For financial literacy month, Northwestern Mutual is debunking five myths Millennials may think about managing their money. “Financial literacy can be an intimidating topic for anyone, let alone for individuals who are just starting out in life, like Millennials,” says Emily Holbrook, young personal market director for Northwestern Mutual. “We feel it’s important for us to be a source of help and information for Millennials, and to break down some of the barriers and common misconceptions they may have about financial concepts.”
1.) Myth: I’m in debt from my student loans and can’t afford to save right now.
Northwestern Mutual says that even Millennials can’t afford not to save. In fact, even if they have debt from college loans, they are likely to be earning more than someone who has not gone to college and, therefore, are in a better position to save. The firm also tells Millennials that if they don’t begin saving and face an emergency, they could get further in debt.
2.) Myth: I’m too young for life insurance.
Northwestern Mutual says adults are never too young to get life insurance, and, in fact, the younger you are, the lower the cost will be. Millennials also need to know that permanent life insurance can have a cash value and living benefits.
3.) I don’t make enough money to meet with a financial representative.
There is no minimum income requirement to meet with a financial representative, Northwestern Mutual says, and there is much to gain.

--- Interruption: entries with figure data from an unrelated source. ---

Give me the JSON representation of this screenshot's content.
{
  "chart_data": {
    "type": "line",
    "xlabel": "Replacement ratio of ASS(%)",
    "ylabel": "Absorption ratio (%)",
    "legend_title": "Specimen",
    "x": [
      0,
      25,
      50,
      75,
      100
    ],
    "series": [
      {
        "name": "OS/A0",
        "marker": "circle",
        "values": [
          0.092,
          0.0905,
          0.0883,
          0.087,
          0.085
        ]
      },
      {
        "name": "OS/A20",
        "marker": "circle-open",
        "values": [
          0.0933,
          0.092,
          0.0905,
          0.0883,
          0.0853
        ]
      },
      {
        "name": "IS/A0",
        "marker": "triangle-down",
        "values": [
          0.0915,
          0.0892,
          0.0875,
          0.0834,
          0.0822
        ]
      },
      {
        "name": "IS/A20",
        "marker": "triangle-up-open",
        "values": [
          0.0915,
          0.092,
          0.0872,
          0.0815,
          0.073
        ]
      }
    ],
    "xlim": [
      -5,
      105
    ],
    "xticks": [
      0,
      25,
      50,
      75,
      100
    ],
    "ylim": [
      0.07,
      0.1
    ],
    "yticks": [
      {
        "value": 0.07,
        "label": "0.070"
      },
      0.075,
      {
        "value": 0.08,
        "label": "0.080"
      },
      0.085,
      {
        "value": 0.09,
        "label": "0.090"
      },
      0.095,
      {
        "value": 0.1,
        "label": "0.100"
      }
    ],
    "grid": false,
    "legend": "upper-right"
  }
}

They can help you understand how to make your money work for you, including how to save, spend, grow and protect your income.
4.) Myth: I don’t need to purchase additional disability insurance because my employer benefits cover my needs.
While most employers do offer basic insurance as part of their benefits package, most plans only partially cover the employee, leaving a vulnerable gap in the event of a disability, according to Northwestern Mutual. Most people can’t live off only 40% or 60% of their income, which is what could happen if there is an accident or unfortunate circumstance that prevents you from working.
5.) Myth: I can’t afford to invest in my retirement if I’m not earning enough money.
Even if it’s only 1% of your income to start with, it’s critical to start early to save for retirement, Northwestern Mutual says. Each year, try to increase your contributions to your retirement fund by 1% until you are maximizing your contributions, the firm recommends. By starting early, you can also take better advantage of compounding, which can really add up over the years.
Northwestern Mutual has created a financial guidance page on its website to help educate investors, be they Millennials or any other demographic group.